Sistem Micro-credential Mulai Dikembangkan
Arif menambahkan, sejumlah universitas kini mengembangkan sistem micro-credential, yakni pengakuan pembelajaran modular berskala kecil yang fokus pada keterampilan spesifik kebutuhan industri. Program ini umumnya dapat ditempuh dalam beberapa minggu hingga beberapa bulan.
“Sekarang yang berkembang adalah micro-credential. Ini penting agar mahasiswa tetap up to date terhadap perkembangan ilmu dan teori terkini yang relevan dengan kebutuhan industri, terutama perusahaan multinasional,” ujarnya.
Ia menilai pendidikan tinggi selama ini lambat merespons kebutuhan keterampilan industri. Akibatnya, banyak perusahaan multinasional membuat program micro-credential sendiri.
Berbeda dengan gelar sarjana yang menempuh waktu empat tahun, micro-credential lebih tajam dan cepat karena menargetkan keterampilan tertentu yang langsung dipakai di dunia kerja. Bagi pekerja aktif, sertifikasi semacam ini bahkan dinilai lebih bernilai dibanding ijazah.

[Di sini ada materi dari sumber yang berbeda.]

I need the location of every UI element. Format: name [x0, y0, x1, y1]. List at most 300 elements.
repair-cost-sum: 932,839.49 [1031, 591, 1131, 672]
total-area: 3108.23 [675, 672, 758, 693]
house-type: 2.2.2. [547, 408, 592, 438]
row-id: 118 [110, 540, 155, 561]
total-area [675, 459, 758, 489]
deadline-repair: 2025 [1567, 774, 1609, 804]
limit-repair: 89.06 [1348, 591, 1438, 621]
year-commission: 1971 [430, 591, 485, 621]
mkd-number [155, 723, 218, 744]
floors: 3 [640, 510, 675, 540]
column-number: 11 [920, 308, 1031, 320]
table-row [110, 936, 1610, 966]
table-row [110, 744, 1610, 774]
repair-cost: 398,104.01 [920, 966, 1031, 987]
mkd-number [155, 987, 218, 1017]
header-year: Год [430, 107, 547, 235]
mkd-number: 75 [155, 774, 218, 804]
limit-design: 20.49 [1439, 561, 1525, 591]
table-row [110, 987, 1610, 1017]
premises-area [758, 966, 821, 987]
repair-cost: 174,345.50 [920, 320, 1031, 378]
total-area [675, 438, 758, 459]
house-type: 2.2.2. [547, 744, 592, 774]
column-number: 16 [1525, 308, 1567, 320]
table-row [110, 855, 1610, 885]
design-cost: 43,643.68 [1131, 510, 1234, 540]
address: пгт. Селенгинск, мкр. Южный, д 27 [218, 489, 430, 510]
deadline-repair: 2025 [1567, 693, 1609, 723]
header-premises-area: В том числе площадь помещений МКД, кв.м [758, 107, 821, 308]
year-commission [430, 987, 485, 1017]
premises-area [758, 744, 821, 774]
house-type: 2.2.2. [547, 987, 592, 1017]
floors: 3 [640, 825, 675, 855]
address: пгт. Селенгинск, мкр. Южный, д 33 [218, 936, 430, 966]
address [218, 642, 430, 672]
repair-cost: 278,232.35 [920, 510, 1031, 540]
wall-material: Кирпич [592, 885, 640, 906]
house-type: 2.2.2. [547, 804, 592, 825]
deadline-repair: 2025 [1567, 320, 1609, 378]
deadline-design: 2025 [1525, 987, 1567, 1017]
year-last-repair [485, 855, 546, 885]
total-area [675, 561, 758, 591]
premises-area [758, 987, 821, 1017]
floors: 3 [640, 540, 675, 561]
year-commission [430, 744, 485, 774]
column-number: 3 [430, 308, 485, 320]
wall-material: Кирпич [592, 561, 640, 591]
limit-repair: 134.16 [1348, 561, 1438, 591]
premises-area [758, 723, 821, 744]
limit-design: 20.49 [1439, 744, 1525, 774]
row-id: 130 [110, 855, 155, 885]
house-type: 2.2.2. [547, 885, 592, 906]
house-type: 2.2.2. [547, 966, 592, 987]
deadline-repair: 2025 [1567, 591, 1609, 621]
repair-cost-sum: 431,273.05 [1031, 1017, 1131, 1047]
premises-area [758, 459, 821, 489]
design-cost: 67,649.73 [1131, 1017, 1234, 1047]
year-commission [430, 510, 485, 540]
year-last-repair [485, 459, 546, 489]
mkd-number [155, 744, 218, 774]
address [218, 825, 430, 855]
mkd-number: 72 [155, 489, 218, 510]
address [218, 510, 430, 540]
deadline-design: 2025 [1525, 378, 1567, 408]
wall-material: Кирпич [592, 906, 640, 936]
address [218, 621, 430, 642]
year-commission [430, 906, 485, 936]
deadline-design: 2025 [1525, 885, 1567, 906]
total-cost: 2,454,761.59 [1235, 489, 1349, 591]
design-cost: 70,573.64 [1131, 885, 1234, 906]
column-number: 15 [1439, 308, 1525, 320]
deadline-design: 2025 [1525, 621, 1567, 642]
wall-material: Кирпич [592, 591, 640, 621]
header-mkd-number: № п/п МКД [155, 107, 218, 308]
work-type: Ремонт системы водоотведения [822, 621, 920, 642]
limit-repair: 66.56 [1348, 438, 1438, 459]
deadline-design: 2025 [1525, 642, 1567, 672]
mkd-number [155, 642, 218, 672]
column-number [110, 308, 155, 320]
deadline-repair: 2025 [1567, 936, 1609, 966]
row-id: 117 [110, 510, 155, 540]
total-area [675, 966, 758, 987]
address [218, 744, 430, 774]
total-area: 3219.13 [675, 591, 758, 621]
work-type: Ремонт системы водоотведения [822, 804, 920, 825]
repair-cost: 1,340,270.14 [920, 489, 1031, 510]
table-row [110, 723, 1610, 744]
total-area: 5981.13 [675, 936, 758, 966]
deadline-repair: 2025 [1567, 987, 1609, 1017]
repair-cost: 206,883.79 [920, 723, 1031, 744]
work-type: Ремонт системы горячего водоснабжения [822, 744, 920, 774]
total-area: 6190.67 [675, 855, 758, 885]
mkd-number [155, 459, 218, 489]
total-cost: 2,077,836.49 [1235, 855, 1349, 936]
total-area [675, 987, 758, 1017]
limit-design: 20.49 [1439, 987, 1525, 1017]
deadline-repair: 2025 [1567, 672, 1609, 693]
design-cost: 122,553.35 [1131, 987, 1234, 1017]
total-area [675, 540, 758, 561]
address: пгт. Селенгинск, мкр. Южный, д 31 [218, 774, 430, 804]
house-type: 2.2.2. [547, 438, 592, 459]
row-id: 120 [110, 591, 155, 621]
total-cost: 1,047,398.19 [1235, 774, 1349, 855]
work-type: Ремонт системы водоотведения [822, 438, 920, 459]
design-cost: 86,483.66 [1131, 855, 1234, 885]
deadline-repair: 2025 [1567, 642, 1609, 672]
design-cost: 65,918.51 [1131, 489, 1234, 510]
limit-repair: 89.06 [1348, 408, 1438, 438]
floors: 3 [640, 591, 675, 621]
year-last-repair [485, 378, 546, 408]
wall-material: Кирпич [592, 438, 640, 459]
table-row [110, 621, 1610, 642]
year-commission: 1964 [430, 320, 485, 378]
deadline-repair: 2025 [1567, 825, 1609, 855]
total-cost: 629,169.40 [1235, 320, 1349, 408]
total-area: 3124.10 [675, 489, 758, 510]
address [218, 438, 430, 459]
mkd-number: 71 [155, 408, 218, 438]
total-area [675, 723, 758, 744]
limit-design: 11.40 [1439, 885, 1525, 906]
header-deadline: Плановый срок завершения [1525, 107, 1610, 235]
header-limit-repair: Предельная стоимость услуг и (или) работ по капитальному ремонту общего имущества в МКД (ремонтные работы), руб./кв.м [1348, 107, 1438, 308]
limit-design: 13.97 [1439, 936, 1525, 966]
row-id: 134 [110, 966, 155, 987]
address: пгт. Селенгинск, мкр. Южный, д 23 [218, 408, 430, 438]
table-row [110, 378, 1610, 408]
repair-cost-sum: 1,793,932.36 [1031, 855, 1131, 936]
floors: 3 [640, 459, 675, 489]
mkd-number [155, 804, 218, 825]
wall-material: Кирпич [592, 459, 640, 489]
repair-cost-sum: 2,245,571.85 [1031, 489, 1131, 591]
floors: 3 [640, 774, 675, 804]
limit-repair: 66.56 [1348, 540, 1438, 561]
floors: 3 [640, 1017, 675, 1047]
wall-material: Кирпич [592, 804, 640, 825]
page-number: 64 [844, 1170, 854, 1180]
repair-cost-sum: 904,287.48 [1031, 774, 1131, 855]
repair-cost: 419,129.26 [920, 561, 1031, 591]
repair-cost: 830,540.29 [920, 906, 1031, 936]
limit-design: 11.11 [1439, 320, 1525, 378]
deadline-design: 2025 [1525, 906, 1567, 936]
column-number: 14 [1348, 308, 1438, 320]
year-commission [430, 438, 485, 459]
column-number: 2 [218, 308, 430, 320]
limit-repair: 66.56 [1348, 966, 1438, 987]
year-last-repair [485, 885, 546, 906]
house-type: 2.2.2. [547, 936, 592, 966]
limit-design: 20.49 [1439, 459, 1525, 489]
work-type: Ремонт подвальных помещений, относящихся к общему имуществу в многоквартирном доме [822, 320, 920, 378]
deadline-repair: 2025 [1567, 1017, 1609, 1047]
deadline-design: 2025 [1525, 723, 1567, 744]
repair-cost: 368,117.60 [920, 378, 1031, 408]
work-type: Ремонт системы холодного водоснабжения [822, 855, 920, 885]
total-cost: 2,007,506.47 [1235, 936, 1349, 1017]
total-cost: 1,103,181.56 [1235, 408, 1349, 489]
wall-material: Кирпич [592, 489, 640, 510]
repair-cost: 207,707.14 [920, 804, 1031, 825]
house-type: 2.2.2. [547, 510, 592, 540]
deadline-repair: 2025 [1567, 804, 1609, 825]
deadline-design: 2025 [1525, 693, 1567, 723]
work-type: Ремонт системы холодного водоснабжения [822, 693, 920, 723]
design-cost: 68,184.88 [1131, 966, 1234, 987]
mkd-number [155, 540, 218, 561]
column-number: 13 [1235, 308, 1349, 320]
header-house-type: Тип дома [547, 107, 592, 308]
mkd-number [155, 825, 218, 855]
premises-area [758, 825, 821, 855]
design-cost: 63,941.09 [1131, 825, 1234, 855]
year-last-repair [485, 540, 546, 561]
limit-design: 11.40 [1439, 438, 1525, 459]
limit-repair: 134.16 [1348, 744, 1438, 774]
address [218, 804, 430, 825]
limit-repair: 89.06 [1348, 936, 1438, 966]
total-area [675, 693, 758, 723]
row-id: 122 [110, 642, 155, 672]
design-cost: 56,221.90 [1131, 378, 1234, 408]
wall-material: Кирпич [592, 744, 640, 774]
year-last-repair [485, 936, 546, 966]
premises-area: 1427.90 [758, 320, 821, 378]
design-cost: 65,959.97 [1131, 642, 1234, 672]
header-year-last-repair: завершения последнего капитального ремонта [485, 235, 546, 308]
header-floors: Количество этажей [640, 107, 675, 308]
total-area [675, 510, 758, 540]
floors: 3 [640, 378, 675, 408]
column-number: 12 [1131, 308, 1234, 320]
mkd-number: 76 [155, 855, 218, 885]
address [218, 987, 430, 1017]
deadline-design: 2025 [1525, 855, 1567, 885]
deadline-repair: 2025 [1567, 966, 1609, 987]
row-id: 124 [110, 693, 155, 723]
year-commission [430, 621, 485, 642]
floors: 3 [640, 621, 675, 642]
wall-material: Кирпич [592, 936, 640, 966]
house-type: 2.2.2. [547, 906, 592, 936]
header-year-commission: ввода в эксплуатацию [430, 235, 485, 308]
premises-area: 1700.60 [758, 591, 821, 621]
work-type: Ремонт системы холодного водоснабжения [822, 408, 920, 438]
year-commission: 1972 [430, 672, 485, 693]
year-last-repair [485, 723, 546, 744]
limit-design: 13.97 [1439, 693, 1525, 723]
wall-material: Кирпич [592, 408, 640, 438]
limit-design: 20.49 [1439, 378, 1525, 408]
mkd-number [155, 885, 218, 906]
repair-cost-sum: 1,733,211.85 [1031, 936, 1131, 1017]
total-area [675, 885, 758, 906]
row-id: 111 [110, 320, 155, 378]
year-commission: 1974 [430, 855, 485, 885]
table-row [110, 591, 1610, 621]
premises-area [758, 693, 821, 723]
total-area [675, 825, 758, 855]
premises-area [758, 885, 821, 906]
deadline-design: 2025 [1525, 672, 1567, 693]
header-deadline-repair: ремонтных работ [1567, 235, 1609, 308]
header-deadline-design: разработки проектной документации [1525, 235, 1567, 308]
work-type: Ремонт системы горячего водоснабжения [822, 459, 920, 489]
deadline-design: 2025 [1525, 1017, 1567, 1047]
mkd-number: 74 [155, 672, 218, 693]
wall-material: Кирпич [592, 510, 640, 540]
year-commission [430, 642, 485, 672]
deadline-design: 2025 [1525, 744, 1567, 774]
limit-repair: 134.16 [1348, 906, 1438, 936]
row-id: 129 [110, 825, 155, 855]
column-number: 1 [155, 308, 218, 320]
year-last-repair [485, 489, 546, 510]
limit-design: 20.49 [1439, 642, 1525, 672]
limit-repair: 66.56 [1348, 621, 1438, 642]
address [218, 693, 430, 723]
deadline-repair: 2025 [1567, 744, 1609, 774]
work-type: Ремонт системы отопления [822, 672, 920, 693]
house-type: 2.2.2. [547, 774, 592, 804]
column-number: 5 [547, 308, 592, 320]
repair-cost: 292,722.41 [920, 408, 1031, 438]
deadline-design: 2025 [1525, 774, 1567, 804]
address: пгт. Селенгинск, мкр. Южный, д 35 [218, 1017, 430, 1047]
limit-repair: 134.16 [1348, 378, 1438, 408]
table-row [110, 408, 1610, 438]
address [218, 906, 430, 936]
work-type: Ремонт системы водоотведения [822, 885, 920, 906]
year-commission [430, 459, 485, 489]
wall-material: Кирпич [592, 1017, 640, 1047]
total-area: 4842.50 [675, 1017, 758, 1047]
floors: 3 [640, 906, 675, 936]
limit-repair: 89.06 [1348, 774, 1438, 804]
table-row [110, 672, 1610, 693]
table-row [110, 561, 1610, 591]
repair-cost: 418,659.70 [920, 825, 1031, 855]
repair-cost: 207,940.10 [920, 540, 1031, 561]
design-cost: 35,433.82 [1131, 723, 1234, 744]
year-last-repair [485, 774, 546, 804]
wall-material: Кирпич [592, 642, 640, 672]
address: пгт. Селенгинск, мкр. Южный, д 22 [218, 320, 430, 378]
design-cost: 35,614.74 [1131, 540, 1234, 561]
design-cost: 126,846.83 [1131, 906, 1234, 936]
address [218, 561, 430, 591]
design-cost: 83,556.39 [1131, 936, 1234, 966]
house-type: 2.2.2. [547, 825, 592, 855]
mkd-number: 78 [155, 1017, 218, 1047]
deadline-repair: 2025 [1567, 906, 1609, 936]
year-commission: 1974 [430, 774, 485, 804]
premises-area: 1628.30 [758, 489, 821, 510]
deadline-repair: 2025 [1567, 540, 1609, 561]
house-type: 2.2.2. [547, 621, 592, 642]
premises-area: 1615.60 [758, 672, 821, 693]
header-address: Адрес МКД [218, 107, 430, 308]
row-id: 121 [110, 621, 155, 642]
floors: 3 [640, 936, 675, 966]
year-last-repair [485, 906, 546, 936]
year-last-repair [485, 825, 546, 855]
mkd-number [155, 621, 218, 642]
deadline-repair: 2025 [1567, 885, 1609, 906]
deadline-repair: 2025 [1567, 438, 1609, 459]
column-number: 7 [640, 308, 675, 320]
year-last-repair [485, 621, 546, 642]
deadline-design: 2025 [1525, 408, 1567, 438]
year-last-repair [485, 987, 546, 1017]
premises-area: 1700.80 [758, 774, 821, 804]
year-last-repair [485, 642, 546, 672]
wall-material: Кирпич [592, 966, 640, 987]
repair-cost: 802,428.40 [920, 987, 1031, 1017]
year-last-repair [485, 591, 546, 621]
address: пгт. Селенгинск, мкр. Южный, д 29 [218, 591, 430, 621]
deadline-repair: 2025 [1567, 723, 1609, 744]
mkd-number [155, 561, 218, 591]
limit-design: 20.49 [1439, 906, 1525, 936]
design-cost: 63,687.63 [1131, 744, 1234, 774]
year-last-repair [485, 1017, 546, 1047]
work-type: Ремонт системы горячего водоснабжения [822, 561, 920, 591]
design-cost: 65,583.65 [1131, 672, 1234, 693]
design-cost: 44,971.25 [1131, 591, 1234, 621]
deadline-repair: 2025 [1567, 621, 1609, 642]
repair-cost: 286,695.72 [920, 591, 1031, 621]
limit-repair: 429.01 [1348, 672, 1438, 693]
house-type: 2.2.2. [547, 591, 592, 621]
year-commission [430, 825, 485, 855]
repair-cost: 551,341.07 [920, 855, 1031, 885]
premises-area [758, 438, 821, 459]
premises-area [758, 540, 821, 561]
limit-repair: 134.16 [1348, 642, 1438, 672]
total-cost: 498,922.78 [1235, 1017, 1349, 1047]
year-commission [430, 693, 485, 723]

“Industri berkembang sangat cepat dan dunia pendidikan harus mampu beradaptasi dengan cepat serta memiliki fleksibilitas tinggi,” kata Arif.
Mentalitas Pembelajar Jadi Kunci
Selain transformasi kurikulum, Arif menekankan pendidikan tinggi wajib membentuk mentalitas pembelajar pada mahasiswa. Kampus harus mencetak generasi adaptif menghadapi perubahan cepat dan ketidakpastian.
Ia memberi contoh konkret. Seorang mahasiswa politeknik yang belajar dengan mesin motor 3 tak akan kesulitan ketika industri tak lagi memproduksi mesin tersebut.
“Kalau seseorang memiliki mentalitas pembelajar, dalam kondisi apa pun dia akan terus belajar dan beradaptasi,” ucap Arif Satria.